Eric's half of the talk gave some interesting tidbits about how Hadoop is being used at Yahoo! For example, they are running Hadoop on about 10,000 machines, and the biggest cluster is 1600 machines! With these kind of numbers I can see how Nigel Daley came to coin Nigel's Law:

In a large enough cluster, there are NO corner cases

Thursday, 19 July 2007

Articles and blogs

Coinciding nicely with Jakob Nielson's admonition Write Articles, Not Blog Postings (via Steve Loughran) here's my latest article, Running Hadoop MapReduce on Amazon EC2 and Amazon S3, published on Amazon Web Services Developer Connection.

It's almost a year and a half since I wrote my last article and one of the reasons is because I've blogged more.
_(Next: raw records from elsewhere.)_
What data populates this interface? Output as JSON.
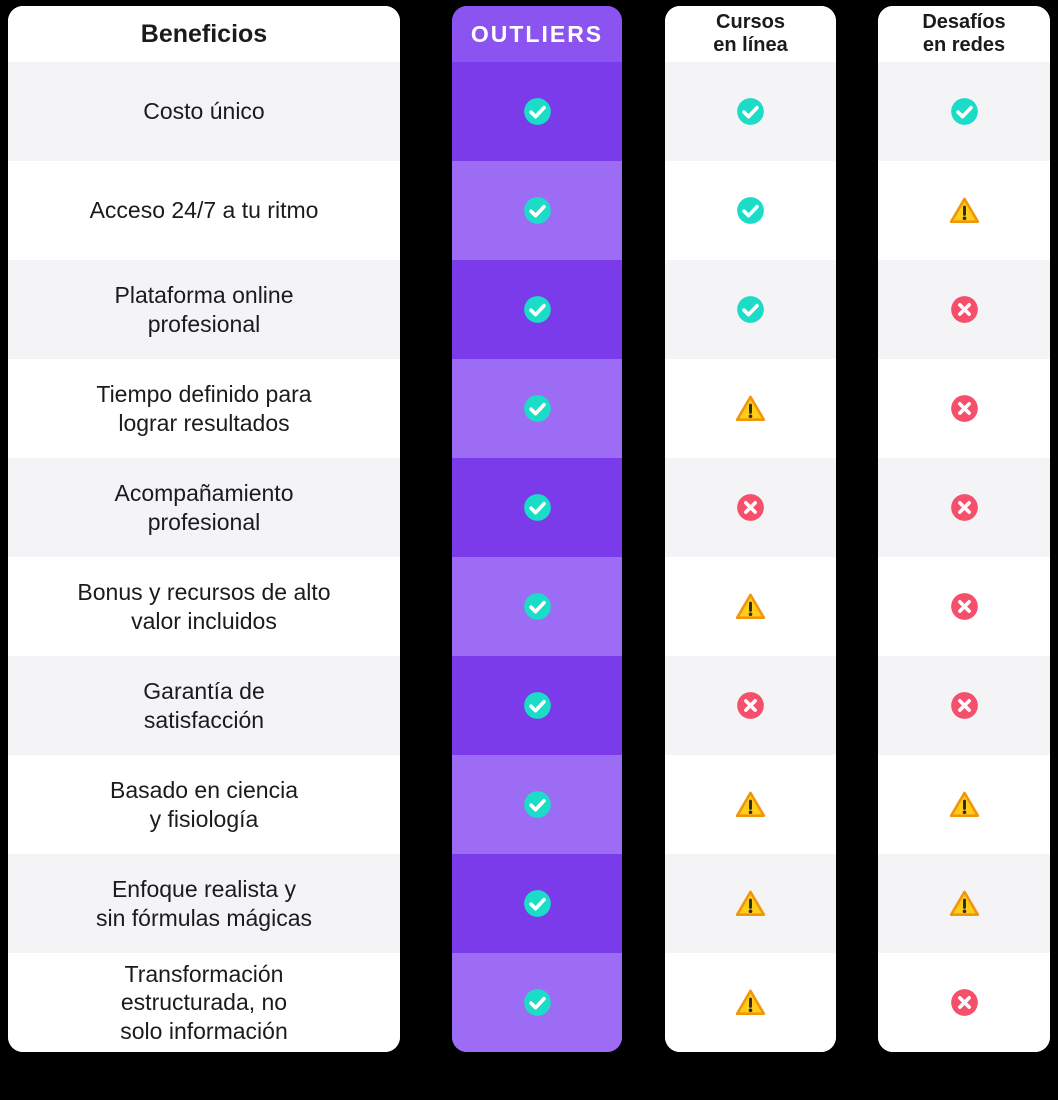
{
  "columns": {
    "benefits": {
      "header": "Beneficios"
    },
    "outliers": {
      "header": "OUTLIERS"
    },
    "courses": {
      "header_line1": "Cursos",
      "header_line2": "en línea"
    },
    "challenges": {
      "header_line1": "Desafíos",
      "header_line2": "en redes"
    }
  },
  "icons": {
    "check": "check-circle-icon",
    "warning": "warning-triangle-icon",
    "cross": "cross-circle-icon"
  },
  "colors": {
    "background": "#000000",
    "purple_header": "#8B53F0",
    "purple_dark": "#7B3BEA",
    "purple_light": "#9C6CF4",
    "check": "#1BDCC6",
    "cross": "#F54F6B",
    "warning_fill": "#FFCD1A",
    "warning_border": "#F0960B",
    "row_shade": "#F4F4F6",
    "text": "#1B1B1D"
  },
  "rows": [
    {
      "benefit_lines": [
        "Costo único"
      ],
      "outliers": "check",
      "courses": "check",
      "challenges": "check"
    },
    {
      "benefit_lines": [
        "Acceso 24/7 a tu ritmo"
      ],
      "outliers": "check",
      "courses": "check",
      "challenges": "warning"
    },
    {
      "benefit_lines": [
        "Plataforma online",
        "profesional"
      ],
      "outliers": "check",
      "courses": "check",
      "challenges": "cross"
    },
    {
      "benefit_lines": [
        "Tiempo definido para",
        "lograr resultados"
      ],
      "outliers": "check",
      "courses": "warning",
      "challenges": "cross"
    },
    {
      "benefit_lines": [
        "Acompañamiento",
        "profesional"
      ],
      "outliers": "check",
      "courses": "cross",
      "challenges": "cross"
    },
    {
      "benefit_lines": [
        "Bonus y recursos de alto",
        "valor incluidos"
      ],
      "outliers": "check",
      "courses": "warning",
      "challenges": "cross"
    },
    {
      "benefit_lines": [
        "Garantía de",
        "satisfacción"
      ],
      "outliers": "check",
      "courses": "cross",
      "challenges": "cross"
    },
    {
      "benefit_lines": [
        "Basado en ciencia",
        "y fisiología"
      ],
      "outliers": "check",
      "courses": "warning",
      "challenges": "warning"
    },
    {
      "benefit_lines": [
        "Enfoque realista y",
        "sin fórmulas mágicas"
      ],
      "outliers": "check",
      "courses": "warning",
      "challenges": "warning"
    },
    {
      "benefit_lines": [
        "Transformación",
        "estructurada, no",
        "solo información"
      ],
      "outliers": "check",
      "courses": "warning",
      "challenges": "cross"
    }
  ],
  "chart_data": {
    "type": "table",
    "columns": [
      "Beneficios",
      "OUTLIERS",
      "Cursos en línea",
      "Desafíos en redes"
    ],
    "rows": [
      [
        "Costo único",
        "check",
        "check",
        "check"
      ],
      [
        "Acceso 24/7 a tu ritmo",
        "check",
        "check",
        "warning"
      ],
      [
        "Plataforma online profesional",
        "check",
        "check",
        "cross"
      ],
      [
        "Tiempo definido para lograr resultados",
        "check",
        "warning",
        "cross"
      ],
      [
        "Acompañamiento profesional",
        "check",
        "cross",
        "cross"
      ],
      [
        "Bonus y recursos de alto valor incluidos",
        "check",
        "warning",
        "cross"
      ],
      [
        "Garantía de satisfacción",
        "check",
        "cross",
        "cross"
      ],
      [
        "Basado en ciencia y fisiología",
        "check",
        "warning",
        "warning"
      ],
      [
        "Enfoque realista y sin fórmulas mágicas",
        "check",
        "warning",
        "warning"
      ],
      [
        "Transformación estructurada, no solo información",
        "check",
        "warning",
        "cross"
      ]
    ]
  }
}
Not much, but more.

Jakob's got a point about being directed to short, old, irrelevant blog postings when you're looking for something. He's not saying don't blog, but rather try to write stuff that will be long-lived. Definitely something to aim for for tech writers - but not at the cost of not writing anything (so it's OK to sprinkle blogs with lighter weight stuff).

Sunday, 15 July 2007

Hadoop Development Steadily Rising

Judging by this graph showing posts to the dev list (on Gmane) the rate is currently at about 50 posts a day. This has roughly doubled since the beginning of the year. Some of the increase is down to the momentum behind Hbase (which provides Bigtable-like capabilities on top of Hadoop), but I think it is also down to general growth - more people seem to be participating in development than ever before. This is great! Obviously the risk is that at such a rate of development Hadoop becomes unstable, but so far it looks like it's under control - the (informal) feedback I've had tells me the 0.13.0 release is one of the most stable we've done.